1. Atropine Crosses the Blood-Brain Barrier (BBB)

  • Cobra venom-induced paralysis affects both central and peripheral nervous systems.
  • Atropine crosses the BBB and can mitigate central cholinergic effects (like excessive secretions and bradycardia).
  • Glycopyrrolate does not cross the BBB and primarily acts on peripheral muscarinic receptors.


2. Faster Onset of Action

  • Atropine acts within 1-2 minutes when given IV, which is crucial in a critical setting where rapid bradycardia reversal is needed.
  • Glycopyrrolate has a slower onset (~5 minutes), which may delay the desired response.


3. More Effective Bronchodilation in Secretions-Induced Airway Obstruction

  • Neurotoxic envenomation can cause excessive salivation, bronchospasm, and pulmonary secretions.
  • Atropine provides superior bronchodilation and dries secretions more effectively than glycopyrrolate.


4. No Inhibition of Neostigmine’s Nicotinic Effects

  • Glycopyrrolate mainly blocks peripheral muscarinic effects but has no impact on nicotinic sites at the neuromuscular junction.
  • Atropine, by affecting both muscarinic and central effects, complements neostigmine’s action better.


Dosage Protocol for Snakebite Envenomation (Cobra Bites Only)

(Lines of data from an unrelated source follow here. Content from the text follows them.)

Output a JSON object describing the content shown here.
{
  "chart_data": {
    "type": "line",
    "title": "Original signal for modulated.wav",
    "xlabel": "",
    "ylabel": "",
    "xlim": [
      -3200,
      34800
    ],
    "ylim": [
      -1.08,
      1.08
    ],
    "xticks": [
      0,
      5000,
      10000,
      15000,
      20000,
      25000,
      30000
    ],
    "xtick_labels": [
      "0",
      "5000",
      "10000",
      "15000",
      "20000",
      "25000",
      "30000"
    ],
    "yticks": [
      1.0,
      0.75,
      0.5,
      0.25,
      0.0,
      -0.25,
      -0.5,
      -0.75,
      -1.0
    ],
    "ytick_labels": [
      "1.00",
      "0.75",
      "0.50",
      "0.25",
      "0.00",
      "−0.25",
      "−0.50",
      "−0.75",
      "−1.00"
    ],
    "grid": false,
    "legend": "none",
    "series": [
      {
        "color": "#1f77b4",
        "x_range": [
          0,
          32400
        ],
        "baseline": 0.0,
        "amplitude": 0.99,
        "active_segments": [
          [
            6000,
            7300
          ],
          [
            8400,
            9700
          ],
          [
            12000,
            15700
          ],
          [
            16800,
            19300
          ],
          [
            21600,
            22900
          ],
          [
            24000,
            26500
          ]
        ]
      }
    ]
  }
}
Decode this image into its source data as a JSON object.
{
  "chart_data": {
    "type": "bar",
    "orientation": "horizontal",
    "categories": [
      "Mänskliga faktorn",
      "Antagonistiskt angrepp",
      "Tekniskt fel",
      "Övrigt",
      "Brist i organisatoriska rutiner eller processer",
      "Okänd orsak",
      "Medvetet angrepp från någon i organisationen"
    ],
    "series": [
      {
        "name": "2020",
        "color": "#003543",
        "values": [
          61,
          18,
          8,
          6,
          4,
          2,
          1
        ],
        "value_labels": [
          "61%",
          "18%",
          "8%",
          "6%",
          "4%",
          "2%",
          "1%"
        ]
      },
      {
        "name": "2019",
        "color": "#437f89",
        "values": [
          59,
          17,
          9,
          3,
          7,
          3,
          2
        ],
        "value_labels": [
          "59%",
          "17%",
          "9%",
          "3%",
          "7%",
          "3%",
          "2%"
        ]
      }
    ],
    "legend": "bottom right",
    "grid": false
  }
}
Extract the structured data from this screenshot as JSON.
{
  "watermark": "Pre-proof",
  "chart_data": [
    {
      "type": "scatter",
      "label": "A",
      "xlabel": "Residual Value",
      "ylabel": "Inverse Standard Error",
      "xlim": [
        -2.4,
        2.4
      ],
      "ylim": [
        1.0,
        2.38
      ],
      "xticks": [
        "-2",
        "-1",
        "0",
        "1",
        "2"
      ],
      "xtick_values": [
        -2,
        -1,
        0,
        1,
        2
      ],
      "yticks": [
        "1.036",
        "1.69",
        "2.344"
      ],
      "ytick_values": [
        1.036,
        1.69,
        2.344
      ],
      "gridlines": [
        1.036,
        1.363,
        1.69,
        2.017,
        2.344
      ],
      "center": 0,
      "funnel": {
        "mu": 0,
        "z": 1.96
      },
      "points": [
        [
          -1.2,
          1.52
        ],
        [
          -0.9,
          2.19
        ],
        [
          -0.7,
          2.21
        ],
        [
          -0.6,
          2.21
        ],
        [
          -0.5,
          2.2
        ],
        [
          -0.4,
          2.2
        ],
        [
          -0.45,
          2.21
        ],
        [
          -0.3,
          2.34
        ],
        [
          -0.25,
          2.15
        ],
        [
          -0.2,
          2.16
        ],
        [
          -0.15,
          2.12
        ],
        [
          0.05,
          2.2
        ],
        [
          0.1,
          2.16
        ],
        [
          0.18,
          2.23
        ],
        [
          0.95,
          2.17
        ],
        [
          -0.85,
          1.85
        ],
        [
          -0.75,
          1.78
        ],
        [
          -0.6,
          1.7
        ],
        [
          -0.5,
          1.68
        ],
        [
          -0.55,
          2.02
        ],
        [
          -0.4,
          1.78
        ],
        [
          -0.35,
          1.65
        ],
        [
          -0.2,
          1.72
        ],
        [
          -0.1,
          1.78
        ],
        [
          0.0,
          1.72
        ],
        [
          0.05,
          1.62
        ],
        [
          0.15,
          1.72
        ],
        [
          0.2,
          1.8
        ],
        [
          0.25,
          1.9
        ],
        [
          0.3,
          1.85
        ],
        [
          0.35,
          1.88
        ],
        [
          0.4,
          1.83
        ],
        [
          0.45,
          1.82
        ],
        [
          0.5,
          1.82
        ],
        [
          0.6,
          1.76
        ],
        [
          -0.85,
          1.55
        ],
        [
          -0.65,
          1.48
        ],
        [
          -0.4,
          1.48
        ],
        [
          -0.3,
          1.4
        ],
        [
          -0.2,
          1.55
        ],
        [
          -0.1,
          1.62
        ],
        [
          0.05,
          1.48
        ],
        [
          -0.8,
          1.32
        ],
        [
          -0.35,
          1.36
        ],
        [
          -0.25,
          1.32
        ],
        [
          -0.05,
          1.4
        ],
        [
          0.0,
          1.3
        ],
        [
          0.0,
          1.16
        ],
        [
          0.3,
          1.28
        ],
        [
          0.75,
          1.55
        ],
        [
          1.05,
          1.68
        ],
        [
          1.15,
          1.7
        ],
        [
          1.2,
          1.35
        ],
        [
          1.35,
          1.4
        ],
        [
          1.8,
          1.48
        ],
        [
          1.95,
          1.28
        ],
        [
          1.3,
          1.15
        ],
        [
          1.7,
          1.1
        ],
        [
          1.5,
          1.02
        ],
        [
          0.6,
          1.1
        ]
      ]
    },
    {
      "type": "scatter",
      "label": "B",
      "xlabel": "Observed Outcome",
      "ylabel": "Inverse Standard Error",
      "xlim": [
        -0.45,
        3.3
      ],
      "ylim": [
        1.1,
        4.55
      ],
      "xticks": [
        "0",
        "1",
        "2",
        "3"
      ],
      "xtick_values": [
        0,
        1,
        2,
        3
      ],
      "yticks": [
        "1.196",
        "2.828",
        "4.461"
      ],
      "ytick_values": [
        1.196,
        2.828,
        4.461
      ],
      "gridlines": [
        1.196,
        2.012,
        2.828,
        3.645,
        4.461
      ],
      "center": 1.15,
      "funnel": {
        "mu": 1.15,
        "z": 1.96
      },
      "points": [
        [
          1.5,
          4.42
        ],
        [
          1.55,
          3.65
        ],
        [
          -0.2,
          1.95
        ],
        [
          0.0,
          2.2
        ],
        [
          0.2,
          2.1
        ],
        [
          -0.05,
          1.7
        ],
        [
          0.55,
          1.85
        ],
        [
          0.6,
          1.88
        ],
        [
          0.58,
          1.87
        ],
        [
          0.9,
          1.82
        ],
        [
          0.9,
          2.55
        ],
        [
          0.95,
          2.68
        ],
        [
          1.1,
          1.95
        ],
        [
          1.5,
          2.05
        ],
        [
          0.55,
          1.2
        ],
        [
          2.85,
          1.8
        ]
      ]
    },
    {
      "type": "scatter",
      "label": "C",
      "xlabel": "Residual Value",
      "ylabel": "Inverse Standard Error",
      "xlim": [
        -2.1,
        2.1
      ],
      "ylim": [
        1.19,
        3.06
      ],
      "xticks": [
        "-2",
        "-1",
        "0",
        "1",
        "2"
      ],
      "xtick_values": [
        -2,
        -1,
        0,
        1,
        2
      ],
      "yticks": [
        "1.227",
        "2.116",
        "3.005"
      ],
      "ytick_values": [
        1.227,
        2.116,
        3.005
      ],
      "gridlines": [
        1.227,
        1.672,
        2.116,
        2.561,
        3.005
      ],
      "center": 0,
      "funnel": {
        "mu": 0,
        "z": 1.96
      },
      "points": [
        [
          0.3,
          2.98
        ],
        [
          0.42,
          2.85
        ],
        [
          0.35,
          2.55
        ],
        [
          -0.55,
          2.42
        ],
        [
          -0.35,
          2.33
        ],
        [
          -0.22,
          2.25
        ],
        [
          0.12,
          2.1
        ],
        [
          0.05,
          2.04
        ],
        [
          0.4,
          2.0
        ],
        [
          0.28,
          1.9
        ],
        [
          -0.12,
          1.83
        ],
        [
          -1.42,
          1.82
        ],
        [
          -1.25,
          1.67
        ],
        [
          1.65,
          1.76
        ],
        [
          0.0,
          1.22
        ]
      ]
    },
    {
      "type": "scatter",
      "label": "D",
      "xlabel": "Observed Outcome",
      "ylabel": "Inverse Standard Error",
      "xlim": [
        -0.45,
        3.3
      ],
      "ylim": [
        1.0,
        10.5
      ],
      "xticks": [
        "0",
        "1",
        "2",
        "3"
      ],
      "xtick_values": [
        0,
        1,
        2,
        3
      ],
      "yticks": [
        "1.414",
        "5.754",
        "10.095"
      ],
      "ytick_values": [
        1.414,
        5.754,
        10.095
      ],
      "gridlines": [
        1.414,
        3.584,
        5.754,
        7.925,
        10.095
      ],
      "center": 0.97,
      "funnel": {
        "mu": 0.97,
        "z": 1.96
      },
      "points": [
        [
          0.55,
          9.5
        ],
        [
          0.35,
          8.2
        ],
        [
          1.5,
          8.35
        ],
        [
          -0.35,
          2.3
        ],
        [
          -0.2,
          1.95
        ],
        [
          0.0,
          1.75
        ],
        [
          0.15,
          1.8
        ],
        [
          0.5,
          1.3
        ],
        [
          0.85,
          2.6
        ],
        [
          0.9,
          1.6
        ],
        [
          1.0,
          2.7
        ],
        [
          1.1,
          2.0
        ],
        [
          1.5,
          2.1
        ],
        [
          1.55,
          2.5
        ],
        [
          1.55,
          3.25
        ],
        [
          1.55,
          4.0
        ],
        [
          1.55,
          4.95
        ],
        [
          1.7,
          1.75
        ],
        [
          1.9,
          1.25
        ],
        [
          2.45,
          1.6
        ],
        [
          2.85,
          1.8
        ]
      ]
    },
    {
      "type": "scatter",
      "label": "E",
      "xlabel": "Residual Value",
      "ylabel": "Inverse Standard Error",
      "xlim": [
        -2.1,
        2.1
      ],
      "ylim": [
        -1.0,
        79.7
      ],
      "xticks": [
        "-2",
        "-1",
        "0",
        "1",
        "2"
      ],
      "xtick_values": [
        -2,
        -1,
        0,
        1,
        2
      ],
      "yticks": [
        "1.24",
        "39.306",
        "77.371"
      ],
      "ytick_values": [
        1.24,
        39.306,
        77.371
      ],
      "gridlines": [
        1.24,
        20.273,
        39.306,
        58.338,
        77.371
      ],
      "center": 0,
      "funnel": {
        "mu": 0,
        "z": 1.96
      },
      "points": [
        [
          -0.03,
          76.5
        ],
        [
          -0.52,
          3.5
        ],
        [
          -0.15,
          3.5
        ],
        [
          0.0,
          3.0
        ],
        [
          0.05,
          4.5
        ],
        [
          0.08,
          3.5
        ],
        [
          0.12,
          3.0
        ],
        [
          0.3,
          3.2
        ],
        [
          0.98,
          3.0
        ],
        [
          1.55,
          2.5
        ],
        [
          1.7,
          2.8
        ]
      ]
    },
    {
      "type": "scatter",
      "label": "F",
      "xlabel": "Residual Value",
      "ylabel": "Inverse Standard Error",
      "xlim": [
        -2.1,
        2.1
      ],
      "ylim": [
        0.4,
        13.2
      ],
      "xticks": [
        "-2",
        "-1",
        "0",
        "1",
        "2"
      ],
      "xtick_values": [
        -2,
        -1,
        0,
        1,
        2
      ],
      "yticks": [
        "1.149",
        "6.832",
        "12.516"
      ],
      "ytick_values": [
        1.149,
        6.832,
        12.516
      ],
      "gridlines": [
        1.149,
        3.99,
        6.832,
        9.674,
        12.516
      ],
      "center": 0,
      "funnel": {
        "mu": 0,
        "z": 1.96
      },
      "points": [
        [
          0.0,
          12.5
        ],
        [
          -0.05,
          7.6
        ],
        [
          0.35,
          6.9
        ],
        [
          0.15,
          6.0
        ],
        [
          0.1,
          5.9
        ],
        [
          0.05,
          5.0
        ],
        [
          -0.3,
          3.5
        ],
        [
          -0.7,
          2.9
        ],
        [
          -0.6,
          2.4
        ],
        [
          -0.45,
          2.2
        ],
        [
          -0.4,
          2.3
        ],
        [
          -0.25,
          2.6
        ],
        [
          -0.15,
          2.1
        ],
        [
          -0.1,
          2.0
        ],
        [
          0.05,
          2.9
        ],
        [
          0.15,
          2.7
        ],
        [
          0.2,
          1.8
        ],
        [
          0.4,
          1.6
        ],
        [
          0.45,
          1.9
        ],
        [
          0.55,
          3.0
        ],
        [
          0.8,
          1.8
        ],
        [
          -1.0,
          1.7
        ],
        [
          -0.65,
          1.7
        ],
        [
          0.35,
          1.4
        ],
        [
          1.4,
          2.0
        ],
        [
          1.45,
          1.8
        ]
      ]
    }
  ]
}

  • Atropine 0.6 mg IV given 5 minutes before neostigmine to prevent bradycardia.
  • Neostigmine 0.5 mg IV every 30 minutes as a trial in mild-to-moderate paralysis cases.
  • If no response in 2-3 doses, mechanical ventilation is required.


Why Not Use Neostigmine in Krait Bites?

  • Krait venom causes pre-synaptic blockade, where neostigmine has no effect.
  • Cobra venom causes post-synaptic blockade, which can be reversed by neostigmine.